Alan Gotlieb, Sid Bosworth, John Aleong and Ann
Hazelrigg, Extension Professor of plant pathology, Associate extension
professor of agronomy, professor of statistics, and research technician,
Plant and Soil Science Department, University of Vermont, firstname.lastname@example.org
An important factor attributing to early stand decline of alfalfa in the Northeastern U.S. is the clover root curculio (CRC)/Fusarium root disease complex combined with winter injury. The objective of this study was to develop an integrated management system for increasing stand longevity while maintaining production and quality. A three year field trial was conducted to test the separate and combined affects of three management practices that might impact alfalfa longevity: 1) cultivar selection, 2) cutting time and frequency, and 3) chemical control of CRC. Treatments included with or without an insecticide applied the fall of the seeding and first full harvest year, four cutting treatments, and six varieties ranging in fall dormancy and Fusarium wilt resistance.
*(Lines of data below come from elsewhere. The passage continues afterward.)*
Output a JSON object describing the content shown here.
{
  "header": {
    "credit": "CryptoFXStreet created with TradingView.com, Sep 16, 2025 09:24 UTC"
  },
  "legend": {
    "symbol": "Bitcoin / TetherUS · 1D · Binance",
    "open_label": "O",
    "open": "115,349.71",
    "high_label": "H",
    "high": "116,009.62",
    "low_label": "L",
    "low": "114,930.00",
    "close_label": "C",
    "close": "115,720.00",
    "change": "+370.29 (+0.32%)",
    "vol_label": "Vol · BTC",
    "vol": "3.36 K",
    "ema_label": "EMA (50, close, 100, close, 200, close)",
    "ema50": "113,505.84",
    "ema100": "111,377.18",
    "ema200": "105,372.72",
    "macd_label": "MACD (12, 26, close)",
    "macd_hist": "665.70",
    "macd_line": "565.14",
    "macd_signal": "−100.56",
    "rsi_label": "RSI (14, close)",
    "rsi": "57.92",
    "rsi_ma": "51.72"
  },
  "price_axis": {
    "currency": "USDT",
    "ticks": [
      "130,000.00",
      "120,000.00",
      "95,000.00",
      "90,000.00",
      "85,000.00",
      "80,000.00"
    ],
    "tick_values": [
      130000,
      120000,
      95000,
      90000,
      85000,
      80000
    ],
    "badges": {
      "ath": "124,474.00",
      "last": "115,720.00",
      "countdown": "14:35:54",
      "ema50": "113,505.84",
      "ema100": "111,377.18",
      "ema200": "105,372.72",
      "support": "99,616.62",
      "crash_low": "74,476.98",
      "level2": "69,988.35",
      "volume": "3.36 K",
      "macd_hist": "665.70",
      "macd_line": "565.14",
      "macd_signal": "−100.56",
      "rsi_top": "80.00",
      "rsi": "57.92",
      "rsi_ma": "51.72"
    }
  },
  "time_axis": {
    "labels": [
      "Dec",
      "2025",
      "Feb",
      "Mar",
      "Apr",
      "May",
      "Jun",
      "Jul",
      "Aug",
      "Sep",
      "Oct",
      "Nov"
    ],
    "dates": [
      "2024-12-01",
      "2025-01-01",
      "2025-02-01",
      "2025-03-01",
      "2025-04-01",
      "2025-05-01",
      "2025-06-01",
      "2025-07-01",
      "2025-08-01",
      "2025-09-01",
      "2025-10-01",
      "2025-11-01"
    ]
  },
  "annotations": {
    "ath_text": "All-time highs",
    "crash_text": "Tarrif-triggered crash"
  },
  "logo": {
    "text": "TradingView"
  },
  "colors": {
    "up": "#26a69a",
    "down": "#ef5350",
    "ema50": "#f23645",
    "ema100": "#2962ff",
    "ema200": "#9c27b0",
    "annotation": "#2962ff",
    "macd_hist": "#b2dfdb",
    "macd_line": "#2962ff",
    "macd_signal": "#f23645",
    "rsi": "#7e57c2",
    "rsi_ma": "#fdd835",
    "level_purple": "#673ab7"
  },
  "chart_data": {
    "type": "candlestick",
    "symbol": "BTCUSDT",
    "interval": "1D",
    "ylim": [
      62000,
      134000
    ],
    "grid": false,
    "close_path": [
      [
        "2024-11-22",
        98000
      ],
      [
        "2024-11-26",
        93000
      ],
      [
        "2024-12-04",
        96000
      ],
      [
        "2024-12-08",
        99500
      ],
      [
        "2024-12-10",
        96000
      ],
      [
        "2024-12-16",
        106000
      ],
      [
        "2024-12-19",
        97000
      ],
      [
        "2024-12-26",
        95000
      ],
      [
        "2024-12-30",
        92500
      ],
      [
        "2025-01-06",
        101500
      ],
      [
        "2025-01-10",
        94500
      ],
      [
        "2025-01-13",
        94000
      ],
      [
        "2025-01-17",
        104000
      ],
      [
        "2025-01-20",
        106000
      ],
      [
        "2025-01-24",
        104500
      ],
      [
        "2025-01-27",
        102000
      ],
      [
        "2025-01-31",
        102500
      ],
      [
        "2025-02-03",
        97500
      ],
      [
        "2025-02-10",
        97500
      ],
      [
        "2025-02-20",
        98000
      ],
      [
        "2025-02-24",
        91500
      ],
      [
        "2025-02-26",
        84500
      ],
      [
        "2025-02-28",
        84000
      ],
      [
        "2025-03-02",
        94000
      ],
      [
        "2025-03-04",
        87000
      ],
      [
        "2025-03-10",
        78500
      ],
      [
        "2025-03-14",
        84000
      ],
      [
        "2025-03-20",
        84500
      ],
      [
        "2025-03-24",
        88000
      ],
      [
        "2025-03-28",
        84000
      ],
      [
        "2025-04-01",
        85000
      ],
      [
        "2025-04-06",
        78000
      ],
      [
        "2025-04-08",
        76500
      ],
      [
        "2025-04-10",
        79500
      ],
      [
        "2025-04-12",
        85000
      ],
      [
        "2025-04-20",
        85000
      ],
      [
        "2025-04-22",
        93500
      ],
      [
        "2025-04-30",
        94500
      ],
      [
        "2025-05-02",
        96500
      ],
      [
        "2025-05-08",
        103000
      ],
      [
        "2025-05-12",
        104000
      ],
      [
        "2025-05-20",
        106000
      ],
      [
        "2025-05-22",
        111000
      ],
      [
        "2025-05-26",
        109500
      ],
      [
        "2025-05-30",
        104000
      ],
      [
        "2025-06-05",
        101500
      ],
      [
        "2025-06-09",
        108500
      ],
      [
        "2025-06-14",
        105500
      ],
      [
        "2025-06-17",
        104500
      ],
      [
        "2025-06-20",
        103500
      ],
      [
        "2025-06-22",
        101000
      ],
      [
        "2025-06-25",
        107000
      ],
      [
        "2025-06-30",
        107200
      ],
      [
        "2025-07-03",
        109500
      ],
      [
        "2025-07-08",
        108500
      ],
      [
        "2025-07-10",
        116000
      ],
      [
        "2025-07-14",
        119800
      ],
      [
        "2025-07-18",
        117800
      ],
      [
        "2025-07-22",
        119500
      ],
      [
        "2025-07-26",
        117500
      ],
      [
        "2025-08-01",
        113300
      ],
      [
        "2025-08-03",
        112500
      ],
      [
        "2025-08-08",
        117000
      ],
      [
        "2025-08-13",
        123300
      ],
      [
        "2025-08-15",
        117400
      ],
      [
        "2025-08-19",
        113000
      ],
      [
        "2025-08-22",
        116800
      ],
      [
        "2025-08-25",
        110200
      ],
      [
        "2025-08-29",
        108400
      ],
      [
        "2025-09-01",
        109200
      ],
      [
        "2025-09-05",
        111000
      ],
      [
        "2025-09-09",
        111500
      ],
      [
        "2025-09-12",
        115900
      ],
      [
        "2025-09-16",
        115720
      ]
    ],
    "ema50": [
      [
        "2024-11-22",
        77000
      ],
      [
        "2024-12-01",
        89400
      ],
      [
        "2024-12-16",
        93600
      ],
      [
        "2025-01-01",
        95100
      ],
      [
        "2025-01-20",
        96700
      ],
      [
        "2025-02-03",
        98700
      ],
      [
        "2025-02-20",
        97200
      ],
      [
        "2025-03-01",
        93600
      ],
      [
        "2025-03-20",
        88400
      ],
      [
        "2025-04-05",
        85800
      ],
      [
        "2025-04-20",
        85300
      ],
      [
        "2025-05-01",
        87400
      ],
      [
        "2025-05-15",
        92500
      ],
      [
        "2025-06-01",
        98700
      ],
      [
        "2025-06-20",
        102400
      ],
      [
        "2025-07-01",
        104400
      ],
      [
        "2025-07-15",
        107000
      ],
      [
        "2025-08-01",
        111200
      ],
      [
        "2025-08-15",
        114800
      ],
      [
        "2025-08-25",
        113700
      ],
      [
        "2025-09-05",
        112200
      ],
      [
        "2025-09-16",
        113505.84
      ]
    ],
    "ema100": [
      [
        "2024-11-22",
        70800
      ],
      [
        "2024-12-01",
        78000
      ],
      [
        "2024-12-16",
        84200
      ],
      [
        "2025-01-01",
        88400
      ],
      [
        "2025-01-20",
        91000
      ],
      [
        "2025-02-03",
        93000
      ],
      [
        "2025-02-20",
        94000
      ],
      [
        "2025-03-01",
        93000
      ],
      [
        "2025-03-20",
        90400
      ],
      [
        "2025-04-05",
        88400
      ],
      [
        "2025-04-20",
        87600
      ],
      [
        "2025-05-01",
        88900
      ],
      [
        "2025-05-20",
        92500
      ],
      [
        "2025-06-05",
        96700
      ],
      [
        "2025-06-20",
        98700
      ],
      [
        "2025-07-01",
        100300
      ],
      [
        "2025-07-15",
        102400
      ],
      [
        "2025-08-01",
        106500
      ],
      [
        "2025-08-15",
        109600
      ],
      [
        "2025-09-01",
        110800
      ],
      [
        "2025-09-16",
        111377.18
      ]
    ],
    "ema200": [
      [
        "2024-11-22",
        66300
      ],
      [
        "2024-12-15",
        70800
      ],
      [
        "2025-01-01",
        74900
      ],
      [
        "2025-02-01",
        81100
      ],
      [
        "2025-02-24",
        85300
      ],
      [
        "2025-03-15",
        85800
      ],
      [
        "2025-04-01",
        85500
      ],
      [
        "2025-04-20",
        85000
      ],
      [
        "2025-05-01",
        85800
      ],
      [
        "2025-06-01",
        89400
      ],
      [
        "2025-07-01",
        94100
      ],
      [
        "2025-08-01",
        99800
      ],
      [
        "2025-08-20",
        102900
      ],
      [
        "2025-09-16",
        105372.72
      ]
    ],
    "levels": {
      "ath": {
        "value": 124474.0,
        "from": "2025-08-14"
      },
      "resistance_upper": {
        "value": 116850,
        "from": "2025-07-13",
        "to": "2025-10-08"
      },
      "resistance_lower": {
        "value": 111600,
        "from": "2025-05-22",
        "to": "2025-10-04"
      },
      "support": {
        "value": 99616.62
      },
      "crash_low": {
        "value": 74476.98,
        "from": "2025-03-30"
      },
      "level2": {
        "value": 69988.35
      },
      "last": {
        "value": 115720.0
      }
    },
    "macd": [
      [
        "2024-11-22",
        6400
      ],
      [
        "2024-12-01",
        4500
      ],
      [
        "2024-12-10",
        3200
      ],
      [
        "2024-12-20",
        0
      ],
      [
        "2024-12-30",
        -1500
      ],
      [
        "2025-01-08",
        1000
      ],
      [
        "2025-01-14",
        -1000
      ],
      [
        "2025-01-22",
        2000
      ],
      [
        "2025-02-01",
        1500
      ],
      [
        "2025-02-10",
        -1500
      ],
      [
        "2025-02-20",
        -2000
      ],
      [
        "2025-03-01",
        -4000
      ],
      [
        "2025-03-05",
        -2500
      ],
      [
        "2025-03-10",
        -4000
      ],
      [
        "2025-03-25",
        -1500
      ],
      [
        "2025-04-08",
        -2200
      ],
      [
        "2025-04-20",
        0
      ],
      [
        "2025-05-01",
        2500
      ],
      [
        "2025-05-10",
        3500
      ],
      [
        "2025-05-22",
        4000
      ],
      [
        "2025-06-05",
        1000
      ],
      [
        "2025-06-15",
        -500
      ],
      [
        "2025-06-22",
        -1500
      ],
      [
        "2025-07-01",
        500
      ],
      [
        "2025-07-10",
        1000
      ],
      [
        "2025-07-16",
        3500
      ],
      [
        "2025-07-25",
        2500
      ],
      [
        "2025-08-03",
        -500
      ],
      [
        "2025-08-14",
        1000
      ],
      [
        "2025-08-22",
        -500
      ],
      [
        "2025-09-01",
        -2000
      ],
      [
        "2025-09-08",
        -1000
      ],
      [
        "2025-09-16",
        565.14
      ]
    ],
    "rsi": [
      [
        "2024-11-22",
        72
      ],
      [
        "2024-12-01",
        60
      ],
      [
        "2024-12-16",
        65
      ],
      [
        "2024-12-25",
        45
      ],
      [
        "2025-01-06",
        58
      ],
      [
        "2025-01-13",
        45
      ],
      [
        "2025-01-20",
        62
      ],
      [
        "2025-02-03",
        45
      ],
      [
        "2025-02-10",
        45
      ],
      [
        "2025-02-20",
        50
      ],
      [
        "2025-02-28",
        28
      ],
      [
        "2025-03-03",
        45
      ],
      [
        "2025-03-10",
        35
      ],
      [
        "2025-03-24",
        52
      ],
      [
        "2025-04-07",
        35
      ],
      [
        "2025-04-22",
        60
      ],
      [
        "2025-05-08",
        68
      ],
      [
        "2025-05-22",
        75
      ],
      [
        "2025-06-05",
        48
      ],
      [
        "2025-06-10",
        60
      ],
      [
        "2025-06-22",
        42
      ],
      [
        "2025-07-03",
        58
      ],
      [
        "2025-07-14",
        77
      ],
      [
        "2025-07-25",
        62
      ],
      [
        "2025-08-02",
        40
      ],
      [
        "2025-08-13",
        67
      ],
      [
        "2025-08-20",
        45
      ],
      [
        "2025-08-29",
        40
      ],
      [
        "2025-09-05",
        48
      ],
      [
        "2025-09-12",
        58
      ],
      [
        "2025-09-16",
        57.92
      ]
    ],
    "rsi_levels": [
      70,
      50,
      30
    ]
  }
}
By the end of the second full harvest year, the insecticide
treatment significantly reduced the number of deep feeding wounds on the
roots. There was also less disease incidence in some of the treated cultivars
but not all. However, stand vigor as measured by stand density, visual
stand ratings and first cutting yields in the second harvest year showed
no overall impact due to insecticide, but was highly influenced by cutting
treatments (taking a fourth cut in the fall reduced the following year’s
yields and increased winter injury) and, in some cases, cultivar differences.